Unless you find some serious issue with the property, (e.g. structural damage - in which case you do not want it anyway), you probably will not be able to get seller to reduce by 15%. Just cancel the deal during the 7 days inspection period. Usually, the seller will let you have your earnest money back. Next time, you may wish to contact a good realtor, who will do the research and due diligence for you.
How do you know this?
If you BELIEVED this, and acted on it, how you find fault with anything anyone else did?
Here's the short story about LISTING PRICE:
Understand that the LISTING PRICE has one primary objective, to attract attention: It is not intended to be set in stone, and in many cases it is not even a good guideline toward the SELLING PRICE.
Some Sellers believe that by setting the LISTING PRICE high, they can always come down, and people will make an offer anyway: WRONG! Buyers will just bypass the property and look at houses that are within their price range.

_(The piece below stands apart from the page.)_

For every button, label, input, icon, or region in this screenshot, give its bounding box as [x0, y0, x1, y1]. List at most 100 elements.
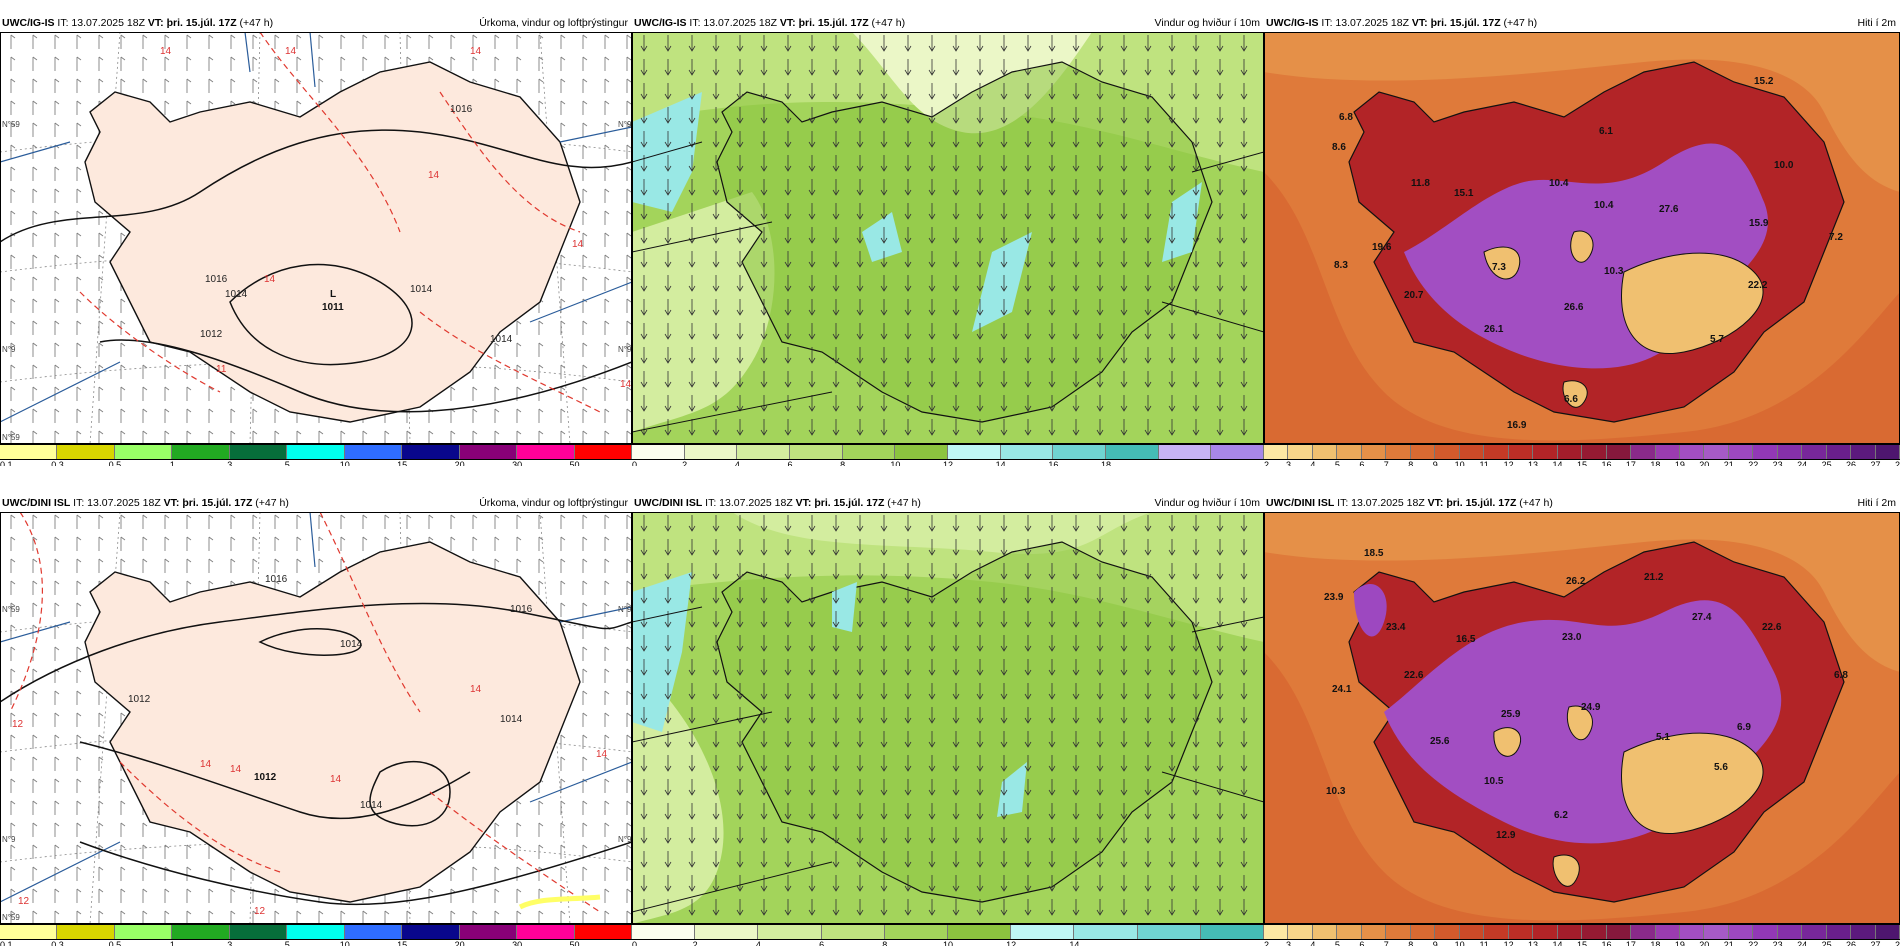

And six months from now, the Seller will slowly start lowering the PRICE, (this is called “chasing the curve”) and Buyers will be asking the question; “What’s wrong with that house?” and “Why has it been on the Market so long?”
Other Sellers set the LISTING PRICE low, to attract multiple offers. (The correct strategy.) We are asked; “Aren’t you obligated to sell at this price if someone offers it?” The answer is probably not; for that to happen, you would first have to have only one offer, and secondly, the offer would have be exactly the same, down to the smallest detail, (please discuss this with your Realtor).
Another thought; Buyer will search for potential properties by groups; for example, $400,000 to $450,000, and $250,000 to $300,000. If your house is priced at $460,000 or $310,000, the Buyers will never see it. (something else to discuss with your Agent.)
Different Banks have different philosophies about pricing their properties: You cannot draw any conclusions without a good analysis.
Have your Realtor do a CMA, (Comparative Market Analysis) to help you determine your Offering Price. It is the surest way to determine the Market Value of the property.
As far as Multiple Offers goes; have you ever met a Used Car salesman who said something like this>
And, honestly, you didn't act because of the Multiple Offer tip.
You saw GREEN and you did what you did; no one coersed you. You cannot blame anyone else. You chose to move without a CMA nor an Appraisal, you chose to offer cash, if you offered more than Market, Caviate Emptor.
Good luck and may God bless
These questions need to be directed to your Realtor. If you're working with a competent investment real estate broker, you'll know exactly what you're doing and why.
A winning bid is by definition an overbid. As for any credit, that's not possible at this point. A deal is a deal.
Your own option at this point is to back out if you are truly concerned that you have a poor deal in your hands.